West praised Rooney in a statement. “Congressman Rooney is a statesman and has been an honorable public servant to the constituents of Florida’s 16th Congressional district,” he said. “It is my goal to continue the success Congressman Rooney has had in Florida’s 16th Congressional district in the newly proposed 18th district. I welcome the challenges and excitement that lie ahead.”
The challenges will still be there for the outspoken freshman, who will be running in a Democratic district.
“Allen West doesn’t become any less nuclear because his district gets a few points better,” said Florida Democratic strategist Steve Schale, who ran Obama’s 2008 campaign in the state.
It’s unclear which Democrats might run against him. There are two contenders in the 22nd: former West Palm Beach Mayor Lois Frankel and businessman Patrick Murphy.

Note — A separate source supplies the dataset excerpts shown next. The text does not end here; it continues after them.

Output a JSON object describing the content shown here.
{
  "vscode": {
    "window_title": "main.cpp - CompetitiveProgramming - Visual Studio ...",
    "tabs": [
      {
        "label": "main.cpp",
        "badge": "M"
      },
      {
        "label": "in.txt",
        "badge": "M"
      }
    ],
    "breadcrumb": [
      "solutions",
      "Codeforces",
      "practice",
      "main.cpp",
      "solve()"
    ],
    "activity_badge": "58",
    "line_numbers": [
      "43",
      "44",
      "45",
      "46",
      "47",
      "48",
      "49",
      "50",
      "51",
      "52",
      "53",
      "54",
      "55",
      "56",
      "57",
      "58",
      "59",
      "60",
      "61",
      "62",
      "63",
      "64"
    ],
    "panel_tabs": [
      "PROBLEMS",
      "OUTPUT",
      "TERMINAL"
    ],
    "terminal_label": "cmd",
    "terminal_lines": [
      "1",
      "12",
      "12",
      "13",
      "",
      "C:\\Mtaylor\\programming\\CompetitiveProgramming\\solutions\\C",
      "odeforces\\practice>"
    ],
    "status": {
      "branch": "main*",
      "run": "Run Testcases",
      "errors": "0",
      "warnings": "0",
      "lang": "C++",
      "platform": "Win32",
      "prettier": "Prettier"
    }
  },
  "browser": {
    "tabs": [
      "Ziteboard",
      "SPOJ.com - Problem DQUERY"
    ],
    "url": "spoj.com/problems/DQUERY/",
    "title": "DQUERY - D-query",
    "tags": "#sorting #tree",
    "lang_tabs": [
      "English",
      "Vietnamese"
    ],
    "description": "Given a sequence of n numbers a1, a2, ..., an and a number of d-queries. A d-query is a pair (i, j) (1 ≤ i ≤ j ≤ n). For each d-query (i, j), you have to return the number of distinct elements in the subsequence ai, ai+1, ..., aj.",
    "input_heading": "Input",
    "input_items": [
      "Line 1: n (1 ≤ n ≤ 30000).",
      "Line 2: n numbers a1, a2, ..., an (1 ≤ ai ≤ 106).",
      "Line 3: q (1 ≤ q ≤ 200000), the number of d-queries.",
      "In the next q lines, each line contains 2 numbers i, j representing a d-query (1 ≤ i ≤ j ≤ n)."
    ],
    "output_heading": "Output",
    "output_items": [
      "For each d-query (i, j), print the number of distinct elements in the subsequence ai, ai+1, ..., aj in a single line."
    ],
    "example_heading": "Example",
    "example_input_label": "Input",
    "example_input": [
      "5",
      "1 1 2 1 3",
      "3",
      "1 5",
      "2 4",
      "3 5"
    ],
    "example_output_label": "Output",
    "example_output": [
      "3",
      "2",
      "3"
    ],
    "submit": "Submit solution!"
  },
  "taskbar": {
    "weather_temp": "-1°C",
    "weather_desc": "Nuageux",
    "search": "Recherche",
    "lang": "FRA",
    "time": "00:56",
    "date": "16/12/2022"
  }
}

Frankel said she will continue to run in the 22nd district and not against West in the 18th.
Murphy released a cryptic statement. “The truth is that the maps are far from set and I will continue to monitor the redistricting process closely,” he said.
Other unanswered questions about the Florida map remain. GOP Reps. Rich Nugent and Cliff Stearns were drawn into the same district in the proposed map. Both could run in the proposed 3rd or the proposed 11th, both Republican-leaning seats. In a statement to Roll Call last week, Stearns said, “Redistricting is an ongoing process in the Florida legislature and it’s too early to comment until a final map is approved.”
Once a new map is signed into law by Gov. Rick Scott (R), it needs to be approved in Washington, D.C., before it can be enforced. Under the Voting Rights Act, either the Department of Justice or the U.S. District Court for the District of Columbia has to give the OK to the new lines.